While political rhetoric abounds, it’s difficult to find educational material about the Act, which actually reformed the income tax filing process and also allowed for clearer, more helpful deductions for small business owners. Let’s use the example of small businesses and how the changes to the U.S. tax system affected them.
Under the Tax Cuts and Jobs Act, a new tax deduction is in place. The 20 percent Qualified Business Income Deduction was designed by Congress to benefit pass-through entities such as S corps and sole-proprietorships.
Instead of applying a universal tax cut to businesses of all sizes, the 20 percent Qualified Business Income Deduction allows small business owners to reduce their taxable income, therefore saving a large chunk of potential taxes owed as well as a large headache.
Now, let’s say a small business owner is able to knock 20 percent off of his taxable income. That resulting savings can then be utilized to turn around and invest in capital upgrades or hiring additional staff — an injection of life into the job market that may have been skipped over without more financial flexibility.
The benefits from the Tax Cuts and Jobs Act don’t stop there, however. It also assisted individual earners by simplifying the income tax filing process. This saves households both time and money as they navigate the tricky process of tax season.
The Internal Revenue Service has estimated that the time taken to file individual taxes under the Tax Cuts and Jobs Act has been reduced by up to 7 percent, meaning that compliance costs will be down as more Americans file their taxes more easily and with fewer mistakes.
In addition, an estimated 90 percent of individual earners are now eligible for financial relief in the amount of up to $1400 for individuals and $3000 for families.

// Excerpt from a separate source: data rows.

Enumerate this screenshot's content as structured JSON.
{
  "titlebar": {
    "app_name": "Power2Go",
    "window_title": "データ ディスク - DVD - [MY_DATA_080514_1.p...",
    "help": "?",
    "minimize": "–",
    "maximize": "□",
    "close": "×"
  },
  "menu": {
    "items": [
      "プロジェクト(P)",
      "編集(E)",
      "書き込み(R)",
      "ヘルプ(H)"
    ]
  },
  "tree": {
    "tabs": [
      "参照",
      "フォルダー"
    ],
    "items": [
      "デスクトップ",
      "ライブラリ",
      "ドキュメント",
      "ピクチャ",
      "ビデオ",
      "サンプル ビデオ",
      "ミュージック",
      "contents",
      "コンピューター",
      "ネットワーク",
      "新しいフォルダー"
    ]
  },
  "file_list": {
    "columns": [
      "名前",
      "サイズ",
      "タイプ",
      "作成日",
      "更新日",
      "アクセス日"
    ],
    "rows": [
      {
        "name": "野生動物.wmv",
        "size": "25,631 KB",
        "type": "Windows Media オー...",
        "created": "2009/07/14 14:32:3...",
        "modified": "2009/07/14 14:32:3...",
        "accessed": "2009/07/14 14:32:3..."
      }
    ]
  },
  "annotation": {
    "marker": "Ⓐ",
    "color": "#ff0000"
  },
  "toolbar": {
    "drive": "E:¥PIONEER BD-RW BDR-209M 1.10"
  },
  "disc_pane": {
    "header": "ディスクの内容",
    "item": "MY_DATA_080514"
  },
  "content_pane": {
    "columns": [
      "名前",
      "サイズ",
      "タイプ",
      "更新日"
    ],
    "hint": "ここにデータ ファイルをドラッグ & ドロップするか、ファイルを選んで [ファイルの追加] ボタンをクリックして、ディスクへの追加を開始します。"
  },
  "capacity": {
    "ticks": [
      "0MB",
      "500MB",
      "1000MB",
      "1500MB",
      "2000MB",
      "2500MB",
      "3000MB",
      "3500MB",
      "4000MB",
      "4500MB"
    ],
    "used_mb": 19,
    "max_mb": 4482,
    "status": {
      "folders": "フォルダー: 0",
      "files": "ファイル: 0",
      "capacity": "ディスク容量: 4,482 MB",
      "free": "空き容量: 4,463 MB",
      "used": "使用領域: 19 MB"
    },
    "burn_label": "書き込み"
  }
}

With the simplification of the filing process, the additions and reforms of available deductions, and new initiatives designed for small business owners, the Tax Cuts and Jobs Act has thus far been able to meet many of its expectations. Of course, before the Act expires in 2025 there will be more modifications made to ensure the Act is operating as needed. However, the need for education about the details of this Act and how it benefits everyday Americans is necessary so that it does not get voted out due to misinformation.